Jus d’orange
Elle a au moins 95 ans, le corps tassé, le dos courbé mais fait ses courses seule, en ce samedi matin. La deuxième caissière crie : « Au suivant ! » et, plus promptes, 4 ou 5 personnes se précipitent et me passent devant. Je reste, patiente, derrière la vieille dame. Arrive alors un grand type à la voix grave qui fait la manche dans toute la ville et traîne souvent aux alentours du marché. Il entreprend également de nous passer le tour et dit à la caissière : « Juste une bière ! »
Outrée elle lui répond : « Ce n’est pas à moi qu’il faut demander mais à la dame ! » Un peu contrarié il se penche vers la vieille dame : « Une bière madame ! » Sans même le regarder elle répond d’un sec mais tonitruant : « Non ! » qui attire tous les regards.

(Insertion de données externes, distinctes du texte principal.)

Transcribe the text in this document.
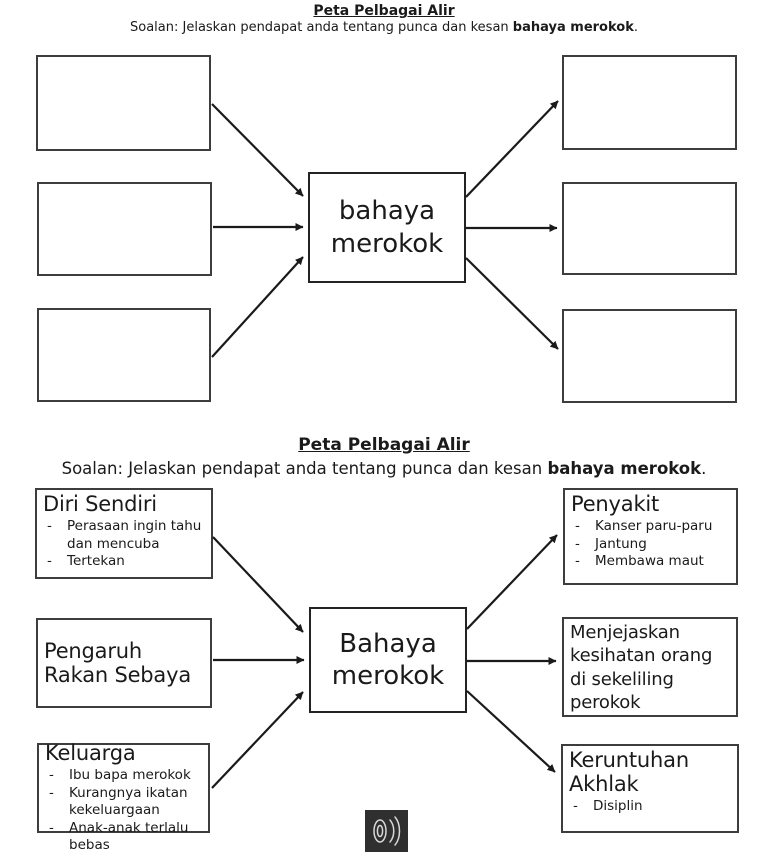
Peta Pelbagai Alir
Soalan: Jelaskan pendapat anda tentang punca dan kesan bahaya merokok.
bahaya merokok
Peta Pelbagai Alir
Soalan: Jelaskan pendapat anda tentang punca dan kesan bahaya merokok.
Diri Sendiri
- Perasaan ingin tahu dan mencuba
- Tertekan
Pengaruh Rakan Sebaya
Keluarga
- Ibu bapa merokok
- Kurangnya ikatan kekeluargaan
- Anak-anak terlalu bebas
Bahaya merokok
Penyakit
- Kanser paru-paru
- Jantung
- Membawa maut
Menjejaskan kesihatan orang di sekeliling perokok
Keruntuhan Akhlak
- Disiplin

Puis ajoute : « Je n’en ai jamais goûté ! » Hilarité générale provoquée par son incompréhension.
La caissière lui explique la situation, veut-elle le laisser passer ? « Oui ! » tout aussi sec, tout aussi tonitruant. « 1,40 euro ! » L’homme tend 2 euros et dit : « Gardez les 60 centimes, c’est pour les chewing-gums que je vous ai volés la semaine dernière.»
Désarçonnée la caissière n’arrive qu’à répliquer : « Mais il ne faut pas le dire monsieur ! »
Voici comment on arrive à écrire une chronique en achetant deux litres de jus d’orange.